Constructing High Quality Sense-specific Corpus and Word Embedding Via Unsupervised Elimination of Pseudo Multi-sense.
Haoyue Shi,Xihao Wang,Yuqi Sun,Junfeng Hu
2018-01-01
Language Resources and Evaluation
Abstract:Multi-sense word embedding is an important extension of neural word embeddings. By leveraging context of each word instance, multi-prototype version of word embeddings were accomplished to represent the multi-senses. Unfortunately, this kind of context based approach inevitably produces multiple senses which should actually be a single one, suffering from the various context of a word. (Shi et al., 2016) used WordNet to evaluate the neighborhood similarity of each sense pair to detect such pseudo multi-senses.
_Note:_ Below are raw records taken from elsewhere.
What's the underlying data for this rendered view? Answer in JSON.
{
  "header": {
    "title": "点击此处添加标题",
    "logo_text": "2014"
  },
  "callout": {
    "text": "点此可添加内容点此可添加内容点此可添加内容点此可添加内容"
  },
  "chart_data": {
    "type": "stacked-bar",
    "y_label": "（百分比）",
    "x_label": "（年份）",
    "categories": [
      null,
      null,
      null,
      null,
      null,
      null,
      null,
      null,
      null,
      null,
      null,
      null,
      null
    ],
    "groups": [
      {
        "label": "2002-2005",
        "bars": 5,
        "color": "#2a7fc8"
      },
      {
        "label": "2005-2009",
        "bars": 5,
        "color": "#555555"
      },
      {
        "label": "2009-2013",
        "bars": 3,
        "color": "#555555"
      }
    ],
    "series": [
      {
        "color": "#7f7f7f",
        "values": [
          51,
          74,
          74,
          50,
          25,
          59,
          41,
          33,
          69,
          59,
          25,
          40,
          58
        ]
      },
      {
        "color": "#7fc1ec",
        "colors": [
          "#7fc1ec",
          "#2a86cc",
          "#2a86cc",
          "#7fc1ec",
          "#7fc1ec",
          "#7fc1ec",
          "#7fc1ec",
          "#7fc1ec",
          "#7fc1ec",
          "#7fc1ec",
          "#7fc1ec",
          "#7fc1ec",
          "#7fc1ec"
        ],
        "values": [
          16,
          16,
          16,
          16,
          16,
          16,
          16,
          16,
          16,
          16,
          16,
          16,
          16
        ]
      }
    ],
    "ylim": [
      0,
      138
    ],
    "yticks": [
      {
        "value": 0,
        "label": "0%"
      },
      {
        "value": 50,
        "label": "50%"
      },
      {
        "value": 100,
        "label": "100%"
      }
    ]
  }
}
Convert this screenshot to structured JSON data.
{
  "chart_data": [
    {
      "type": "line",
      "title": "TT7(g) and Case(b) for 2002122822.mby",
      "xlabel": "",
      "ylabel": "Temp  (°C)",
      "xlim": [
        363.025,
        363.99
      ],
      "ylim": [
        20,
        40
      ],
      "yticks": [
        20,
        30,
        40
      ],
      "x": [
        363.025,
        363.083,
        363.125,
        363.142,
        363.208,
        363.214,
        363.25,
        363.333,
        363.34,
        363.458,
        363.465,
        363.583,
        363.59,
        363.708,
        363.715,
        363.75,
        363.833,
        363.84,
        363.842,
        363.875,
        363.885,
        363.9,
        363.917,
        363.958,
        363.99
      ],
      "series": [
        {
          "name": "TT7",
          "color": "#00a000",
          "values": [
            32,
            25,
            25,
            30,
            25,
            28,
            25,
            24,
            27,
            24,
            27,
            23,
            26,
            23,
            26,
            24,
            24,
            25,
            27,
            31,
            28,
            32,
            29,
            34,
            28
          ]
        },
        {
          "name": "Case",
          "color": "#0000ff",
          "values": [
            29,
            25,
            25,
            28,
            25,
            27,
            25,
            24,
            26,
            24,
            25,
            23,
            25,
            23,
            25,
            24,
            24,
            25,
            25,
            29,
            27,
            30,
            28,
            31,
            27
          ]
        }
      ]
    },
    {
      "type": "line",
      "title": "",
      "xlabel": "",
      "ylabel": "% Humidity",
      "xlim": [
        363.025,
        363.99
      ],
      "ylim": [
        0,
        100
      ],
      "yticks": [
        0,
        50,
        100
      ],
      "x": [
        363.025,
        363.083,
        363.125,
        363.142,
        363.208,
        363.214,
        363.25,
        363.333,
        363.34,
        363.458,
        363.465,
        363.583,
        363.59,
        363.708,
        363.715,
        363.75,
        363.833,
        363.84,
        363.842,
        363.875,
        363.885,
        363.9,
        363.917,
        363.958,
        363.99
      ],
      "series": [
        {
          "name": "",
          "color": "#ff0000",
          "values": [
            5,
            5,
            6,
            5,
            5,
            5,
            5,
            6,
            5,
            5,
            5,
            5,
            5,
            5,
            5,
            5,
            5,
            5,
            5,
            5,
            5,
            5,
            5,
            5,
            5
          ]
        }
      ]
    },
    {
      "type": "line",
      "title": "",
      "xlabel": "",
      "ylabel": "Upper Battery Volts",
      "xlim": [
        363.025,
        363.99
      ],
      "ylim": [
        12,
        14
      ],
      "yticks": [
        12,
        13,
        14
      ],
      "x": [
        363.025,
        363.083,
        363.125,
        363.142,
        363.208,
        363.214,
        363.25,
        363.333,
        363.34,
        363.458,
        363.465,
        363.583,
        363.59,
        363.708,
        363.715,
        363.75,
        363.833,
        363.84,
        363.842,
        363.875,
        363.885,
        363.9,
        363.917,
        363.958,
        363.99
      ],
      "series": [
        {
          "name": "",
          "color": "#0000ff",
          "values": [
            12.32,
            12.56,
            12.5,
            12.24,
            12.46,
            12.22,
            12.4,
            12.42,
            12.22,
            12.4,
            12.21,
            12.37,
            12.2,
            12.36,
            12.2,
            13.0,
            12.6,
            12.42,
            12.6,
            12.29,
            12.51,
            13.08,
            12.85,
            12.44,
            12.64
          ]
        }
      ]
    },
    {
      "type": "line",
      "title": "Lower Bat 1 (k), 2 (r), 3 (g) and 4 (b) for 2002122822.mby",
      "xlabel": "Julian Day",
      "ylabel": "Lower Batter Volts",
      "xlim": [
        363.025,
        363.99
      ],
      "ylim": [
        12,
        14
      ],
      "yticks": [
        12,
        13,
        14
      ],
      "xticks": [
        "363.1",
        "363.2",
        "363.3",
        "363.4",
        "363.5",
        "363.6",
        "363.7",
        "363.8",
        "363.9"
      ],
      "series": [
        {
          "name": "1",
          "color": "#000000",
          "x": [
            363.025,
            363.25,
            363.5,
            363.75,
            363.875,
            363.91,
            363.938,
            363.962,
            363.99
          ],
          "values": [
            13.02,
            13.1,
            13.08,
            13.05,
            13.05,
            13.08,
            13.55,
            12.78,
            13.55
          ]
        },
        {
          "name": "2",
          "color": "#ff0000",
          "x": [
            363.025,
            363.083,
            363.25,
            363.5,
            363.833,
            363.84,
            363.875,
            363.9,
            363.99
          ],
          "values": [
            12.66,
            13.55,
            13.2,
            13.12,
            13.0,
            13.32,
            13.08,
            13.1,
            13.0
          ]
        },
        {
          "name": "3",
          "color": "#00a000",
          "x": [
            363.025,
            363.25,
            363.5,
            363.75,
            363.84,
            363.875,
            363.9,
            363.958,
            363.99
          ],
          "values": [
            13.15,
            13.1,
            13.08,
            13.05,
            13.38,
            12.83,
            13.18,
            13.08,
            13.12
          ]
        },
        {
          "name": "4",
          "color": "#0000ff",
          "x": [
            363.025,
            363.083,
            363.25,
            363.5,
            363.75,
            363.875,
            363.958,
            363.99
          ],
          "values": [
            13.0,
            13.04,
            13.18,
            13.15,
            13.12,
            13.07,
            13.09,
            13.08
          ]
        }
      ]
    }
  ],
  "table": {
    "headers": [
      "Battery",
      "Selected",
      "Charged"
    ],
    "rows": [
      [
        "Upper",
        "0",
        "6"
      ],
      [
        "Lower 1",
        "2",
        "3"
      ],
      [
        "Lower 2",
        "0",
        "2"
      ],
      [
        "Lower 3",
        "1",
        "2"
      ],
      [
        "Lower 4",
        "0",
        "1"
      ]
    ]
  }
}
In this paper, a novel framework for unsupervised corpus sense tagging is presented, which mainly contains four steps: (a) train multi-sense word embeddings on the given corpus, using existing multi-sense word embedding frameworks; (b) detect pseudo multi-senses in the obtained embeddings, without requirement to any extra language resources; (c) label each word in the corpus with a specific sense tag, with respect to the result of pseudo multi-sense detection; (d) re-train multi-sense word embeddings with the pre-selected sense tags. We evaluate our framework by training word embeddings with the obtained sense specific corpus. On the tasks of word similarity, word analogy as well as sentence understanding, the embeddings trained on sense-specific corpus obtain better results than the basic strategy which is applied in step (a).